Shouldn't be an issue.

But I'm sure that someone here will tell you "you'll damage your plasma by moving it".... 

And then someone else will tell you how terrible it is to have your plasma mounted high on the wall.... 

And then there will surely be someone telling you that you should have bought a LCD since Plasma is, well, just wrong.....:wink: 

And someone will say that if you haven't bought a extended warranty, then you're just plain silly....:yes: 


Just trying to cover all the bases.....


----------



## keyser soze (May 28, 2007)

Unless it's 70" or bigger you'll be fine re mounting the set. You won't damage it or the studs, plasmas look better than LCD's and extended warrantees can be useless. :whistling2:


----------



## cable (Nov 27, 2007)

thanks for the responses!

the plasma is 50". just wasn't sure if the first set of holes had to be filled. 

what would be an issue if the set was greater than 70"? is it due to the weight?


----------



## ktkelly (Apr 7, 2007)

cable said:


> what would be an issue if the set was greater than 70"? is it due to the weight?


 
Actually it wouldn't really matter if it were a 70" either. It's typical to mount any LCD/PDP with the same size lagscrews.


----------



## MEDIAINSTALLS (Jan 3, 2008)

moving the tv at all will not affect anything. the worse you will have to do is fill in the holes left by the mount from when you move it. 

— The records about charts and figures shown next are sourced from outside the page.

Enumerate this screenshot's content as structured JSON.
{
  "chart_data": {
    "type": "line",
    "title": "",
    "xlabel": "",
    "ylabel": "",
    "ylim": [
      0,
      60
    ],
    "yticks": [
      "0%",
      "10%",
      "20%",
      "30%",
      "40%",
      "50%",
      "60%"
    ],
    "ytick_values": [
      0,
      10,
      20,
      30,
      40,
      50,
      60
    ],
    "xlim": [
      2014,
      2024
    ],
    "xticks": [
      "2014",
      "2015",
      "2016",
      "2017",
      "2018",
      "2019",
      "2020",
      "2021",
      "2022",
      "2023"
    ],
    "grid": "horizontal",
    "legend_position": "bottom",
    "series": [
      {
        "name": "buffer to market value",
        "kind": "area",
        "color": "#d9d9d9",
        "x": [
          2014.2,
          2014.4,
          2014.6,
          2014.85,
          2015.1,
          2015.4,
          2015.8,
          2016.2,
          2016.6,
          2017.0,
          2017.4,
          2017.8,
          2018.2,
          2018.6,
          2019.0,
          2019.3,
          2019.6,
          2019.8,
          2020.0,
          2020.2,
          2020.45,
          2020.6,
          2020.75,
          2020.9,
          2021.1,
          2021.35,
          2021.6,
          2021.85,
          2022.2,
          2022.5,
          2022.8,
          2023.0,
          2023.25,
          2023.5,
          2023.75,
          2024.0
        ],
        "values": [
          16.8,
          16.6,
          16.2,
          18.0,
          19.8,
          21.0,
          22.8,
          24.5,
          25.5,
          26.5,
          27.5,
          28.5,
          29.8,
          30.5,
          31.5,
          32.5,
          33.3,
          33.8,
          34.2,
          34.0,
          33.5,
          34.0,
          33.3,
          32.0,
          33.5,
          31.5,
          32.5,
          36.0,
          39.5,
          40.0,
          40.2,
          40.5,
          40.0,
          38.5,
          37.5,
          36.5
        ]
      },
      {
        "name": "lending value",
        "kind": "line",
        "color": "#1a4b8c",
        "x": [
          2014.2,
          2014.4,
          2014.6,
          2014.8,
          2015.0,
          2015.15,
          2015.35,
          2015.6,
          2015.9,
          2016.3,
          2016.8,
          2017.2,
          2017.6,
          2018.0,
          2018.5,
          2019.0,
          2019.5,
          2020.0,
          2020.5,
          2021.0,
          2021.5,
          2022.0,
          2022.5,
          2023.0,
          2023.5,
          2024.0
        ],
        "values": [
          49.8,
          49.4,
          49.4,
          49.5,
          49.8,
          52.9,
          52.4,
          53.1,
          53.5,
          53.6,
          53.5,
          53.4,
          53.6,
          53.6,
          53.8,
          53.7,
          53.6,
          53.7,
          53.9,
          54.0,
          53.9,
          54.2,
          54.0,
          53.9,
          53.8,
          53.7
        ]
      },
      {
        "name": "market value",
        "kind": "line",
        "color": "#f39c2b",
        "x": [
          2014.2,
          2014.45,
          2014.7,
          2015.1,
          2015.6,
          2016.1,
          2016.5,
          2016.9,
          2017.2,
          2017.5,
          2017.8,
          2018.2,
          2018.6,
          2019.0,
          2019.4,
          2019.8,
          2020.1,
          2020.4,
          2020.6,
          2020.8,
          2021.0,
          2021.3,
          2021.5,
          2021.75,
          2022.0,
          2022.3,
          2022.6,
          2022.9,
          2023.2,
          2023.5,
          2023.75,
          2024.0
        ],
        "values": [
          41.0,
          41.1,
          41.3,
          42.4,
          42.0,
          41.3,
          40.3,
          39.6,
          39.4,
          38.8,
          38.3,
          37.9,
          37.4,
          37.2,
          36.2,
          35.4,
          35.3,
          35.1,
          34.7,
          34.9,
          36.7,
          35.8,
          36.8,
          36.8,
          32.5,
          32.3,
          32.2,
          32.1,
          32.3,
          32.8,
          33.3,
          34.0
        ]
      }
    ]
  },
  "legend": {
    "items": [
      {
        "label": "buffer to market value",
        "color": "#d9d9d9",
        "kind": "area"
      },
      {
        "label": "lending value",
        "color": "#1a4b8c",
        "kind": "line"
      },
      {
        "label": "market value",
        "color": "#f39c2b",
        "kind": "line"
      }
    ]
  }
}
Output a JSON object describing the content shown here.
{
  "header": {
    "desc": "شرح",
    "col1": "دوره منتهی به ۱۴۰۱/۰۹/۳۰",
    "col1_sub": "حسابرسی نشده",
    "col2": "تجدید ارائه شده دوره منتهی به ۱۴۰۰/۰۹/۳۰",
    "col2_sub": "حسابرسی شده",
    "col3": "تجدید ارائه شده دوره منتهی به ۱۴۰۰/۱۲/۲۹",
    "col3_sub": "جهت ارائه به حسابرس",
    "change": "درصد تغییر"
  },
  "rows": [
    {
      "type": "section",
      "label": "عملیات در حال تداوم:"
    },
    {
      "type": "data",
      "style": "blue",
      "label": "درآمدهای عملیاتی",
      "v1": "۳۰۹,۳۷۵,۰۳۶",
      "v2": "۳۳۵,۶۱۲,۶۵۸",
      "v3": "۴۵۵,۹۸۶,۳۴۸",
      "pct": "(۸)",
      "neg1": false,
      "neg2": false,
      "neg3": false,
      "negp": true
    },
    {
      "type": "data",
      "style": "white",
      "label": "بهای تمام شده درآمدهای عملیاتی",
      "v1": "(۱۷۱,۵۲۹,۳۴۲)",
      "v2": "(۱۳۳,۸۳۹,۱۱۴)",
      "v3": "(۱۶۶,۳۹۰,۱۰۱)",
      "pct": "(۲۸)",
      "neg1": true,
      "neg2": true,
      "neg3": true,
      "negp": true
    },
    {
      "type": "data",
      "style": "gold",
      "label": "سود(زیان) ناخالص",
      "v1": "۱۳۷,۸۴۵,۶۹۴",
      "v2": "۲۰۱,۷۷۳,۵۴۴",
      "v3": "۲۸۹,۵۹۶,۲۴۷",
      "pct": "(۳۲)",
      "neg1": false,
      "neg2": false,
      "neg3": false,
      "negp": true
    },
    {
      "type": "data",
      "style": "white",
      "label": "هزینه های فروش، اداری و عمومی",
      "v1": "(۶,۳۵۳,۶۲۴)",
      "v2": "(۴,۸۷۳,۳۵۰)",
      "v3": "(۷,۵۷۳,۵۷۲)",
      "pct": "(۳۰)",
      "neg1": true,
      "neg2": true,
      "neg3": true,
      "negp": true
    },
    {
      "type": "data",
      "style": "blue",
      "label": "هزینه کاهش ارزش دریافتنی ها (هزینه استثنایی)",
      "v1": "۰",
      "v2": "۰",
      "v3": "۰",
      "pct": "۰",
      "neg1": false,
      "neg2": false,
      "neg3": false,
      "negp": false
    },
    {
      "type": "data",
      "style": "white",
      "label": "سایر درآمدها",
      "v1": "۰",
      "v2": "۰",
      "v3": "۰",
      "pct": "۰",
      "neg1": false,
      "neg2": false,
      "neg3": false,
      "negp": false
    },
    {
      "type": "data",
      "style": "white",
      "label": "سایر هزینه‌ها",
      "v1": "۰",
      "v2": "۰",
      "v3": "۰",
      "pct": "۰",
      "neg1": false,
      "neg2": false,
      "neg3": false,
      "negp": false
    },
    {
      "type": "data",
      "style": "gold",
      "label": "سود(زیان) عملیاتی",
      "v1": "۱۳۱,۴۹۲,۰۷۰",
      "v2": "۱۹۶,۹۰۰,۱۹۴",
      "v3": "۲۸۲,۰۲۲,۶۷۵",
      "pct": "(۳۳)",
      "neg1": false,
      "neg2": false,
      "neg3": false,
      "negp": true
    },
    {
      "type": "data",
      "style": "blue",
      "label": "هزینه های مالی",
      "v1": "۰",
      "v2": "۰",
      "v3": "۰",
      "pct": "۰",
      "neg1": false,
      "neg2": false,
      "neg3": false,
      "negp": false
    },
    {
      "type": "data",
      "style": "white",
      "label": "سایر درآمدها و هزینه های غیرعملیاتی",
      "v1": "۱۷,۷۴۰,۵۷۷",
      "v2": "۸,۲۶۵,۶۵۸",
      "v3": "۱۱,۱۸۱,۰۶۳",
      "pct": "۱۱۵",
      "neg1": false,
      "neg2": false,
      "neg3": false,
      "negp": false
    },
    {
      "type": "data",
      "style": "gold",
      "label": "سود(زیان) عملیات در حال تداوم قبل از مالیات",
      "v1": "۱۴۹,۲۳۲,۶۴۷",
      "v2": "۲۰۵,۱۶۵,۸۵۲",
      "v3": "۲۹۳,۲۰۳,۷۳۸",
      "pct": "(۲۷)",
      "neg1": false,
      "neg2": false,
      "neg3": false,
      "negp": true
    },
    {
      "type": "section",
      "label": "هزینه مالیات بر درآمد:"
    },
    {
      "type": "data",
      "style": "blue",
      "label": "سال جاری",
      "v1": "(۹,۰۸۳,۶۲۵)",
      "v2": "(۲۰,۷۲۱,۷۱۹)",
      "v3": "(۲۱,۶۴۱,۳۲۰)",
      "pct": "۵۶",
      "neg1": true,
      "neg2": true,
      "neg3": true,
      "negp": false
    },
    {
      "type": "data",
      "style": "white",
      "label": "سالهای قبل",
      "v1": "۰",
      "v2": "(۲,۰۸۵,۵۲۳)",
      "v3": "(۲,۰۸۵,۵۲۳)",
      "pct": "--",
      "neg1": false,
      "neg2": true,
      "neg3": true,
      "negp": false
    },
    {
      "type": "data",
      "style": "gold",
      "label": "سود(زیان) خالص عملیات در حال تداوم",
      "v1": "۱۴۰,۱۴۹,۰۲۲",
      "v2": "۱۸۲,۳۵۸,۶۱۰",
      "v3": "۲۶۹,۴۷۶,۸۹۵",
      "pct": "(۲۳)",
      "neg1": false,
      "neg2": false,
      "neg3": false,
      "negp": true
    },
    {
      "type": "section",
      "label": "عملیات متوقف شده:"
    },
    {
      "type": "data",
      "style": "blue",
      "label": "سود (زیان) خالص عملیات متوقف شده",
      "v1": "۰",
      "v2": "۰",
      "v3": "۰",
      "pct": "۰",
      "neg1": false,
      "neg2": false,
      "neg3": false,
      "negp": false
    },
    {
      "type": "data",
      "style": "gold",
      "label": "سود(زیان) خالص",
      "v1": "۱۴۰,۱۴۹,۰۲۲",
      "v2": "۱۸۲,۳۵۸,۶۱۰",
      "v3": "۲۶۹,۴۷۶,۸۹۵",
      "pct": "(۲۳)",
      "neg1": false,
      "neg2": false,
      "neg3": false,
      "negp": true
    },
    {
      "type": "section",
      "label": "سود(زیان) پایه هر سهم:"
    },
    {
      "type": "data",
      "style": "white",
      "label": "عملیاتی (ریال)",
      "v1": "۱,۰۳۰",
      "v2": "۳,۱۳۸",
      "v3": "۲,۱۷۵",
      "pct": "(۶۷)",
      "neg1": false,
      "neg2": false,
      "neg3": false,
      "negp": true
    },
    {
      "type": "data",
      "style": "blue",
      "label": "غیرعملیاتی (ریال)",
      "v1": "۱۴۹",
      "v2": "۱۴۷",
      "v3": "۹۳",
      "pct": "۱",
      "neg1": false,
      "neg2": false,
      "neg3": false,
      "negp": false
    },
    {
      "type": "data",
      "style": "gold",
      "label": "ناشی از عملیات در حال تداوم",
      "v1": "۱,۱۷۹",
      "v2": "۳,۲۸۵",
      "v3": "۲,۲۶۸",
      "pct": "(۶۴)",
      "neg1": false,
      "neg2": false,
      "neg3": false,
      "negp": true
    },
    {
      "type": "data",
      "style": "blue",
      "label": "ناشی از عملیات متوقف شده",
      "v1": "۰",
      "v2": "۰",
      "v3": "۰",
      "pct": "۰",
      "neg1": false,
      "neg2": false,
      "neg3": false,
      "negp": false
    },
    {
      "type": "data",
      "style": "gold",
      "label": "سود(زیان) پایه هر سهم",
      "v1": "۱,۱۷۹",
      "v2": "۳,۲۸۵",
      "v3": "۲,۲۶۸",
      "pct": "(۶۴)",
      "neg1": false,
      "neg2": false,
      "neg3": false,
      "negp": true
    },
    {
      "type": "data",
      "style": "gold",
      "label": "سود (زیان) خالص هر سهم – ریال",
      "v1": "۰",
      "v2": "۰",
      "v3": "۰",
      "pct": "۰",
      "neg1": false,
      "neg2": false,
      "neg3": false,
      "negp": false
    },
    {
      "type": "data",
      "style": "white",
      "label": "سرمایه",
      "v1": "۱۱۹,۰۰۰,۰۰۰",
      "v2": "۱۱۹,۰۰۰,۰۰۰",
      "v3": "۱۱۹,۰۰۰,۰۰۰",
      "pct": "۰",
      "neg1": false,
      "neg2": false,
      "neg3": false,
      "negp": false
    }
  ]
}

I would stay with plasma tvs instead of lcd's----numerous reasons. 
1. price
2. life span of the tv (about 10,000 more hours)
3. viewing angle is greater
4. plasma is 2 yrs more advanced then lcd

also if you are going to move the tv higher i would look at putting a tilt mount up instead of a basic mount. this way you can angle it down some if you feel it is too high


----------